Blog Hop: Thoughts on creative process and where I’m at now

….so, a few months ago, my friend and fellow Hope creative writing alum Katie Budris (sidenote: the photo in that post was one I took on film in 2006, when she visited Schenectady, NY, where I was living at the time) asked me to participate in a blog hop with her. I asked a few people to keep this going and participate with me, but it was a crazy point in the semester and I had no takers. I just realized I didn’t hit publish while I was waiting for responses, and well, here we are.

Not much has changed, so I’m posting this now. Creative friends, if you want to join after the fact, let me know!

Some thoughts on my writing and photography these days….

I am preparing a collection of essays that I hope will be part of a graduate school application and eventually a full-length manuscript. Part of this process will involve submitting for publication in journals, which terrifies me. I completed an undergraduate degree in English with creative writing emphasis a decade ago (!!!) and chose not to pursue graduate school at the time because I felt burnt out and like I hadn’t really had material to begin with. I’m very grateful for the experience as it was a workshop-intensive curriculum that taught me how to give and receive constructive criticism on my work, and I do feel I grew as a writer during those four years. But I left knowing I needed to just go live, and let the stories accumulate.

And, they have. I now feel like I have more stories than I have time to write, which is a new and frustrating problem! I have three children and work fulltime as a commercial photographer, which leaves exactly no time for writing unless I drag myself out of bed in the morning to do it.
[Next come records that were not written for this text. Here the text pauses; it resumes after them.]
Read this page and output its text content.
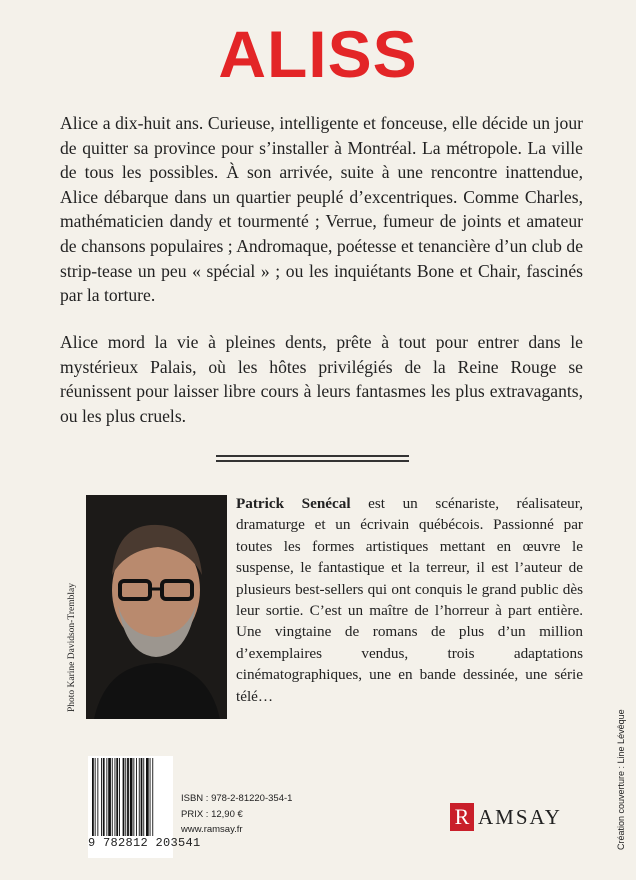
ALISS

Alice a dix-huit ans. Curieuse, intelligente et fonceuse, elle décide un jour de quitter sa province pour s’installer à Montréal. La métropole. La ville de tous les possibles. À son arrivée, suite à une rencontre inattendue, Alice débarque dans un quartier peuplé d’excentriques. Comme Charles, mathématicien dandy et tourmenté ; Verrue, fumeur de joints et amateur de chansons populaires ; Andromaque, poétesse et tenancière d’un club de strip-tease un peu « spécial » ; ou les inquiétants Bone et Chair, fascinés par la torture.

Alice mord la vie à pleines dents, prête à tout pour entrer dans le mystérieux Palais, où les hôtes privilégiés de la Reine Rouge se réunissent pour laisser libre cours à leurs fantasmes les plus extravagants, ou les plus cruels.

Photo Karine Davidson-Tremblay

Patrick Senécal est un scénariste, réalisateur, dramaturge et un écrivain québécois. Passionné par toutes les formes artistiques mettant en œuvre le suspense, le fantastique et la terreur, il est l’auteur de plusieurs best-sellers qui ont conquis le grand public dès leur sortie. C’est un maître de l’horreur à part entière. Une vingtaine de romans de plus d’un million d’exemplaires vendus, trois adaptations cinématographiques, une en bande dessinée, une série télé…

Création couverture : Line Lévêque
9 782812 203541
ISBN : 978-2-81220-354-1
PRIX : 12,90 €
www.ramsay.fr
R AMSAY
And that’s what I’m trying to do. I largely failed this summer, but I did write and am working on making it more disciplined practice. I have a finished room in my attic that’s my art/craft/writing studio. I’ve had this space for five years and have let it just scare the shit out of me, seriously. I have gone out of my way to avoid this room. And I have only just realized how much time I wasted, that I could have been up here writing (where I am now) in this little haven all this time. So last weekend, I took a few hours to clean it out, to prepare surfaces and organize things, and create up here.

My writing is almost entirely creative non-fiction. I want to write lines that snap. I want to pull from my life experience and write a story that hums, that is beautiful and tightly written. Most of it will draw from my feeling of being constantly between cultures and never fully in one (I am half-Cuban, and my husband was born in Pakistan). Identity politics matter a lot to me, as well as the varied details that make us human: how we dress, what we eat, and why.

I just finished re-reading Naomi Shahib Nye’s short non-fiction piece “Mint Snowball,” and it’s this sort of poetic essay that I’m most drawn to, I think partly because I can’t really give up poetry and am still writing some in the background. And maybe publish that, but it’s not really my focus at the moment. But I do think and write and photograph like a poet, zooming in on these glowy or messy little moments that focus in on a tight glimmer of the human experience.

Perhaps the “how is your work different” question is the one that stumps me most, about my writing and my photography. I spent a lot of years comparing myself to other writers in my program, or to other photographers locally, and that always makes me feel about two inches tall and like an untalented hack. So lately I’ve tried to focus on making my work really sing on its own, to focus on creating and presenting work to the world that I feel is polished and completed according to my standards for that project, and to worry much less about how it’s received or whether it’s different. For instance, a few years ago I started to try to only use my own editing process for photos, because I was worrying too much about the trends of portrait photography. That’s really allowed me to relax into my work.

For both writing and photography, I’ve found it’s really important to know the craft. I’ve spent a lot of time on learning off-camera lighting, for instance, so that I can worry less about technical concerns and more about the photo session at hand. It’s a really great feeling to walk into a shoot and know that I can usually creatively handle the lighting even if it’s not what I expect. For writing, it means reading more poetry and creative non-fiction to get back in that rhythm. And writing, often and freely. And need to go back to revisit some grammar rules that I’ve noticed are growing rusty in my craft!

At my office at work, I taped William Stafford’s poem “How These Words Happened” to my wall. And I’ve listened over and over to interviews with Natasha Trethewey and Elizabeth Alexander, loving how they talk about their craft and words and inspiration. Alexander talks about being a mother, too, about women who have written around the kitchen table.

Oh, and I’ve listened to PoetryFoundation.org’s recording of Gwendolyn Brooks’ “Children of the Poor” close to 50 times in the past couple of months. The reading is beautiful — I don’t know who is reading it, but his voice is emphatic and sonorous and lovely — and every time I hear it, I notice something new she’s done with language.

Why do I work? I think beause I have to, because ever since I was old enough to write, I’ve strung words together. I still have a book of poems I wrote as a kid, and what cracks me up is that there’s a poem about snow. I grew up in north Georgia and probably only ever saw a dusting, so maybe it was reading Little House on the Prairie so many times, but there it is: lines about snow falling.

Writing and telling stories is my way of relating to the world, and trying to understand what I see and experience.